But, this requires the willingness to make the first step—that is, admission to have sinned and assuming responsibility for the physical or mental disorder. Yet, how many long years of debilitation and disability the soul will endure, just to avoid assuming personal responsibility! Assuming personal responsibility is so unlikely that Jesus said, “Strait is the gate, and narrow is the way, which leadeth unto life, and few there be that find it.” (Matt. 7:14). Most miss the fountain of youth.

And emotional disorders are no different. If I have an anger problem, an unforgiveness toward someone, an unwillingness to help others, et cetera, then I must take the blame, even if I learned them “by tradition from your fathers” (1Pet. 1:18). I must strive to draw near to Jesus and let Him speak His conviction into my soul. I must be “redeemed with… the precious blood of Christ, as of a lamb without blemish and without spot.” (1Pet. 1:18,19).

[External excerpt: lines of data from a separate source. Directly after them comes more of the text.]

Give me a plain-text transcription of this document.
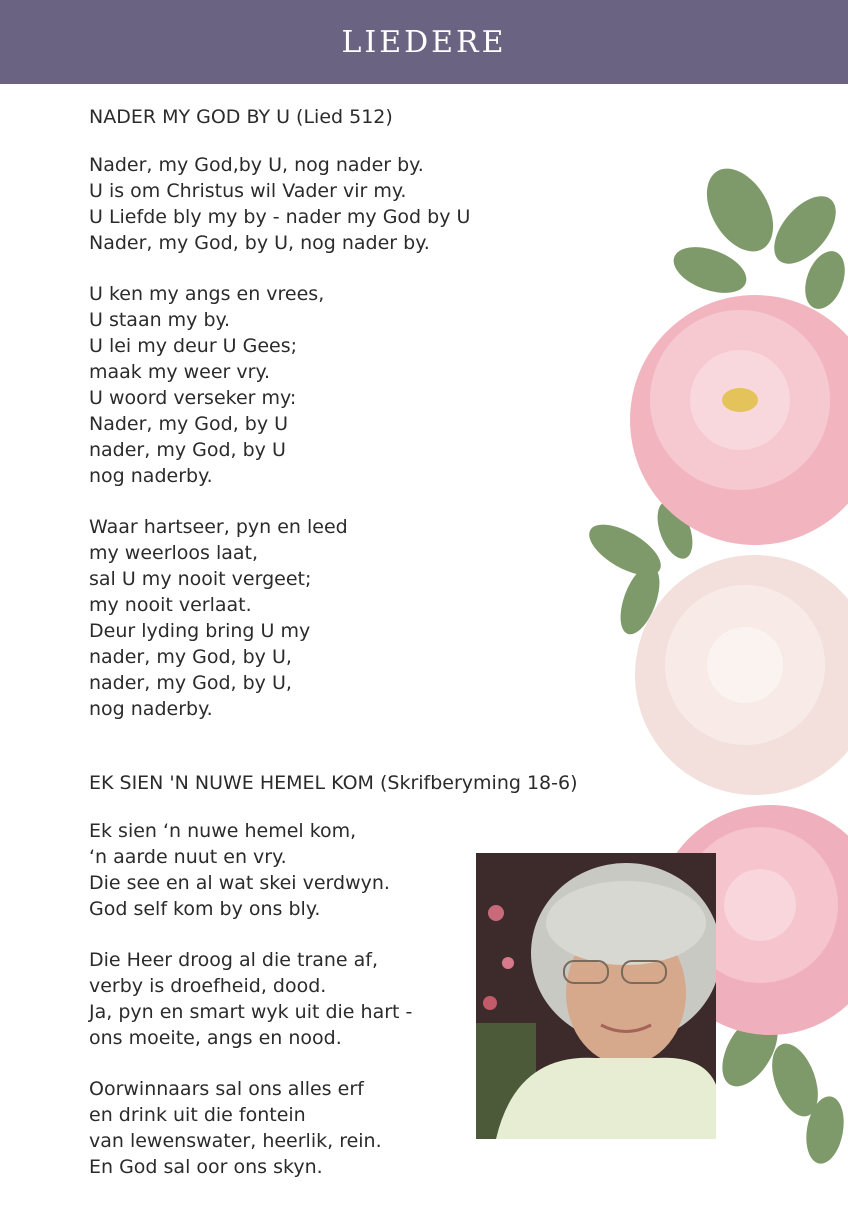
LIEDERE
NADER MY GOD BY U (Lied 512)
Nader, my God,by U, nog nader by.
U is om Christus wil Vader vir my.
U Liefde bly my by - nader my God by U
Nader, my God, by U, nog nader by.
U ken my angs en vrees,
U staan my by.
U lei my deur U Gees;
maak my weer vry.
U woord verseker my:
Nader, my God, by U
nader, my God, by U
nog naderby.
Waar hartseer, pyn en leed
my weerloos laat,
sal U my nooit vergeet;
my nooit verlaat.
Deur lyding bring U my
nader, my God, by U,
nader, my God, by U,
nog naderby.
EK SIEN 'N NUWE HEMEL KOM (Skrifberyming 18-6)
Ek sien ‘n nuwe hemel kom,
‘n aarde nuut en vry.
Die see en al wat skei verdwyn.
God self kom by ons bly.
Die Heer droog al die trane af,
verby is droefheid, dood.
Ja, pyn en smart wyk uit die hart -
ons moeite, angs en nood.
Oorwinnaars sal ons alles erf
en drink uit die fontein
van lewenswater, heerlik, rein.
En God sal oor ons skyn.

Its quite possible, and very much in every case, that our habits, whether physical, mental, or emotional, that are the cause of our maladies, were set deeply into our psyches by our teachers while we were yet developing in babyhood, as toddlers, pre-adolescents, and older. When we were like blank DVDs, accepting every practice we saw and heard without discretion because we had not yet learned to weigh the possibility of bad and good, we were picking up very many destructive and self-destructive notions, premises, eating and lifestyle practices, surrounded by music and lyrics brainwashing us with sounds and words that must inevitably lead us into a life of misery. Are we to blame for that? We couldn’t avoid learning the faults that we did.

God does not blame us for learning and doing wrong before we could know what was right to learn. He understands the need for maturity and an age of accountability. But, if no one else is around to teach us under an easier school, He takes it upon Himself to teach us through whatever means He can. If He cannot use a human mediator, we are left to face God’s harsh consequences to our sins, even if “He giveth not account of any of His matters.” (Job 33:13).

But, our ailments and bondage to vices and to addictions of all kinds are not the real problem, anyway. God knows this; but, He uses those maladies and miseries as an aid for us to gain a need to discover what is the real, deeper issue. That issue is pride, rebellion—sin at its form most recognizable to us. Rebellion and pride are natural loyalty to Satan, and thus alienation from God, the life-giver.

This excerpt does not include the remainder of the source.